Last night, we (re)watched the Governator flick, "The 6th Day," which is set in the near future where a corporation has not only developed the ability to clone people, but can make a "syn-cord" (i.e., a synchronized recording) of your memories and upload them into the clone. In other words, if you die, you can be "restored" to the point of your most recent syn-cord into a new cloned body. This makes for some fun mayhem, as Arnold goes around killing the bad guys, only to confront them again.
This follows my recent reading of Richard K. Morgan's Altered Carbon, set about 500 years in a future where human consciousness can be digitized and store in a "cortical stack" that's implanted at the base of your brain. If your body is killed, as long as the stack is intact, you can be put into another body (which they call "sleeves"). The really rich can afford "remote storage," whereby their digitized consciousness is uploaded once a day to a secure location. This too results in mayhem and violence. . . . (In fact, if Altered Carbon were a movie, I think it would be rated NC-17 for extremely graphic violence and graphic sex.)

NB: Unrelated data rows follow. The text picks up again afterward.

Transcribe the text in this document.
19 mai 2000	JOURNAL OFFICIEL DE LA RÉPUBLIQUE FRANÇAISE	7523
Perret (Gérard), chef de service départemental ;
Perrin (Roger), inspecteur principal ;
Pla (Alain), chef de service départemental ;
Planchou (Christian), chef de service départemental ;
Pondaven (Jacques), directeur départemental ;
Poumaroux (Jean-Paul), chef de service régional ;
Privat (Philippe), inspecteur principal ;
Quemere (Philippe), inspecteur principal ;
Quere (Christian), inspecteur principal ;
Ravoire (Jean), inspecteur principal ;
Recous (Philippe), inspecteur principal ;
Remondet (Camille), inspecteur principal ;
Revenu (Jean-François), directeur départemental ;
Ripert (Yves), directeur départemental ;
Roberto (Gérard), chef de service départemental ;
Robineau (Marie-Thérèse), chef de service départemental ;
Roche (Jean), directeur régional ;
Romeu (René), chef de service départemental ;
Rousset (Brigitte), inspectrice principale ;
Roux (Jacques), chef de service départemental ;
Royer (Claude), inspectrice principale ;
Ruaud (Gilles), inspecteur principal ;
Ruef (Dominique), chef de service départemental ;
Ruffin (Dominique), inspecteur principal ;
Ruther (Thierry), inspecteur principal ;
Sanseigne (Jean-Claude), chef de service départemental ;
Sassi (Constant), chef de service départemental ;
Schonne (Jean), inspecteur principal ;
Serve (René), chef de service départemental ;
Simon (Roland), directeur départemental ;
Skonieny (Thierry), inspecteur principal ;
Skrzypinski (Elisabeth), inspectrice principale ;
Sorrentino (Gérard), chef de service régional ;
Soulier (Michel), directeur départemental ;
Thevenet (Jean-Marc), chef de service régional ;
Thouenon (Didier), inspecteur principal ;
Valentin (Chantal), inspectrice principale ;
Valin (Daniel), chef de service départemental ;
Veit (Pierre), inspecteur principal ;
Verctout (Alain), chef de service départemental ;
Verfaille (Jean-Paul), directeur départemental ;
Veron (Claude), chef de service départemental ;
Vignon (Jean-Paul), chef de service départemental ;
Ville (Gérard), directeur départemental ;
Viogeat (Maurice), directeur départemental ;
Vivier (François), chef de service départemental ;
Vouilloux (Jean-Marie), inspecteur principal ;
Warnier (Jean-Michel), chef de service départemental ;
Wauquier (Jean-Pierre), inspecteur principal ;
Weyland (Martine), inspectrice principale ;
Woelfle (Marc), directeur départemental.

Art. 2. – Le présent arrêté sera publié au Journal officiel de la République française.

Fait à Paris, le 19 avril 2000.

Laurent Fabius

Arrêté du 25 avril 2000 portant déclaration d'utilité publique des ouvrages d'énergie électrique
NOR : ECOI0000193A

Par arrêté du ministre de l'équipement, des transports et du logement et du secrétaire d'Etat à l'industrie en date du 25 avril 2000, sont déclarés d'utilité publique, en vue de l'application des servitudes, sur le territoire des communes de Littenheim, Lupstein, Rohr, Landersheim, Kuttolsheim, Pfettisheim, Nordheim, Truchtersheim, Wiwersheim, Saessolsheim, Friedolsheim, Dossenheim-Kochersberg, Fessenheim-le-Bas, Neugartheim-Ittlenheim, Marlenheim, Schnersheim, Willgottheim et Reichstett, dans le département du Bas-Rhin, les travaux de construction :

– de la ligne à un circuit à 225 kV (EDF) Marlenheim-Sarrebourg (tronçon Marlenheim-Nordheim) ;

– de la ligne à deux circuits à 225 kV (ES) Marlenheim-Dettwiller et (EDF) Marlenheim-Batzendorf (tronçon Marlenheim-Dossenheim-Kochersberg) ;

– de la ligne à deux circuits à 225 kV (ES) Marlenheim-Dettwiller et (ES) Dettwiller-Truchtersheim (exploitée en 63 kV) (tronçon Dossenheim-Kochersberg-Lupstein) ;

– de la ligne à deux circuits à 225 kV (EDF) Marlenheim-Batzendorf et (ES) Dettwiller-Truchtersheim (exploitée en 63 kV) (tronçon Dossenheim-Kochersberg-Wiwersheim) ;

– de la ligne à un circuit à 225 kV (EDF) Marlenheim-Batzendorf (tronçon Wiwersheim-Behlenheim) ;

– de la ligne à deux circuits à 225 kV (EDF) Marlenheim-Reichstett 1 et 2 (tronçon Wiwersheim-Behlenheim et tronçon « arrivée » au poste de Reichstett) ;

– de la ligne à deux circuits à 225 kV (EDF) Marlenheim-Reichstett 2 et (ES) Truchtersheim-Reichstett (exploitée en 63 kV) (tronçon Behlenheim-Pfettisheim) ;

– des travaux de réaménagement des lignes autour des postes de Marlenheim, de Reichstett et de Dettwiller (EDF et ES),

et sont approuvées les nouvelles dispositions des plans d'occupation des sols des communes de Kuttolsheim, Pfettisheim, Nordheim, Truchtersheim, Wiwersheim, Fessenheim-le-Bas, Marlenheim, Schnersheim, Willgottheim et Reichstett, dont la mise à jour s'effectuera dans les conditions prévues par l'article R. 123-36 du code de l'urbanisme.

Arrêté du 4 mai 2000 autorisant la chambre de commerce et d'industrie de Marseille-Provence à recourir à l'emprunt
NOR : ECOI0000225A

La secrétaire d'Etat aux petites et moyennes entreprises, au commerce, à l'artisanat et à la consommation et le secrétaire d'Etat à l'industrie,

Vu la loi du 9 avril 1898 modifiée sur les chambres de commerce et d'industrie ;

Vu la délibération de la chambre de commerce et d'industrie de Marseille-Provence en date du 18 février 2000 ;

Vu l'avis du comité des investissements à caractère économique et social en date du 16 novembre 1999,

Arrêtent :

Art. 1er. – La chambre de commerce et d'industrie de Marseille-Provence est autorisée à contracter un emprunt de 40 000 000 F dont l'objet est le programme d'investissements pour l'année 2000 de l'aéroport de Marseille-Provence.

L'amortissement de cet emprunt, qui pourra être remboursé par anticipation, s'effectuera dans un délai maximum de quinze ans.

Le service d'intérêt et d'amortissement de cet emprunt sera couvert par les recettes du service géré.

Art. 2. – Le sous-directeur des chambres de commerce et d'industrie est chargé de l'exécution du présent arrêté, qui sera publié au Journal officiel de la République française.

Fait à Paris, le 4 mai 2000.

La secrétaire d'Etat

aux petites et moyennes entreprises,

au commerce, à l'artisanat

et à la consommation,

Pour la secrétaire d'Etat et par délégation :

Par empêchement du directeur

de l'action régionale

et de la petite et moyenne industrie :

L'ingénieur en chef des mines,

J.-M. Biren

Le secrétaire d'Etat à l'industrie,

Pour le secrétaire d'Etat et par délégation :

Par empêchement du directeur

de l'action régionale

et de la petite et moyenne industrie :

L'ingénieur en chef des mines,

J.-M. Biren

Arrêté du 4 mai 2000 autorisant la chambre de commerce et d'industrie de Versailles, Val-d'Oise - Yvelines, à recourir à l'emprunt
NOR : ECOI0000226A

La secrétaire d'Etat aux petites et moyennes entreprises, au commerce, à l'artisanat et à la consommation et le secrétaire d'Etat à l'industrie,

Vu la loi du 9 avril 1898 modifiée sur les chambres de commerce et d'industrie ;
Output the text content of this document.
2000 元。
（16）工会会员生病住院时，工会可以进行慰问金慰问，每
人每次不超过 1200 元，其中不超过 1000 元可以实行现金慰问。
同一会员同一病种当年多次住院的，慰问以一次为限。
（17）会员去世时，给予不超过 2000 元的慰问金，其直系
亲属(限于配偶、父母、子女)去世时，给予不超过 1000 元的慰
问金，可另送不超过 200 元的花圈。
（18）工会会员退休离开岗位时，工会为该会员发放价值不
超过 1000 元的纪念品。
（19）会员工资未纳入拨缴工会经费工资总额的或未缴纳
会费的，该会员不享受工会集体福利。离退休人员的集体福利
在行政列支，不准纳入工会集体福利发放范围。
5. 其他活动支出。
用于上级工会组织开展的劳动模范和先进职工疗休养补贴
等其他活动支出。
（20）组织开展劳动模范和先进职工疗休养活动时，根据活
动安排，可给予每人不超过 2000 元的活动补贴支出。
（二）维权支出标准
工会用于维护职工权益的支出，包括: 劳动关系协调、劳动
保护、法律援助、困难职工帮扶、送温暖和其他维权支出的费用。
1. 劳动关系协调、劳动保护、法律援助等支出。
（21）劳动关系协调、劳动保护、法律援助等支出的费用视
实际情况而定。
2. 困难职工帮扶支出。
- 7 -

The idea of digitizing your consciousness and thereby achieving immortality isn't as simple as it seems, however, and both "The 6th Day" and Altered Carbon do manage to confront some of the difficulties. [SPOILERS AHEAD] In "The 6th Day," the evil CEO Drucker gets mortally wounded by one of his inept henchmen, so he makes a syn-cord and brings a clone online. Due to Arnold's mayhem, the cloning process is only 84 percent complete when interrupted, so the resulting clone looks kind of yucky, but in fact is Drucker. But the mortally wounded Drucker isn't dead yet, even as the new clone demands his clothing. "You mean, you aren't going to wait until . . . ." sputters the old clone.
To the external world, "Drucker" is still alive (or would have been, if Arnold hadn't taken care of the new clone Drucker). But the old Drucker clone must certainly feel as if he is dying. . . .
In Altered Carbon, things get even weirder. The narrator and hero Takeshi Kovacs has been resleeved in the body of a corrupt police detective; the body's owner is cooling his heels in stasis for about 200 years, the result of judicial punishment. At some point, however, Kovacs illegally duplicates his digitized consciousness into a synthetic sleeve so as to be able to trick the bad guys. He then ends up having a conversation with himself, of a sort, and since the novel is narrated from his point of view, we have the odd situation of having -- at that point -- the synthetic sleeved Kovacs picking up the story and describing the conversation with the corrupt cop sleeved Kovacs, even though the latter was the narrator up to that point in the novel!
Philosopher Richard Hanley addressed similar issues in his book, Is Data Human? (aka The Metaphysics of Star Trek). Hanley points out that the bodies that we inhabit today are not the same as the ones we inhabited 10 years ago, if you look at a cellular level. Old cells died and were replaced by new ones, not all at once, of course, but by now, your body has replaced itself. . . . Are you still you?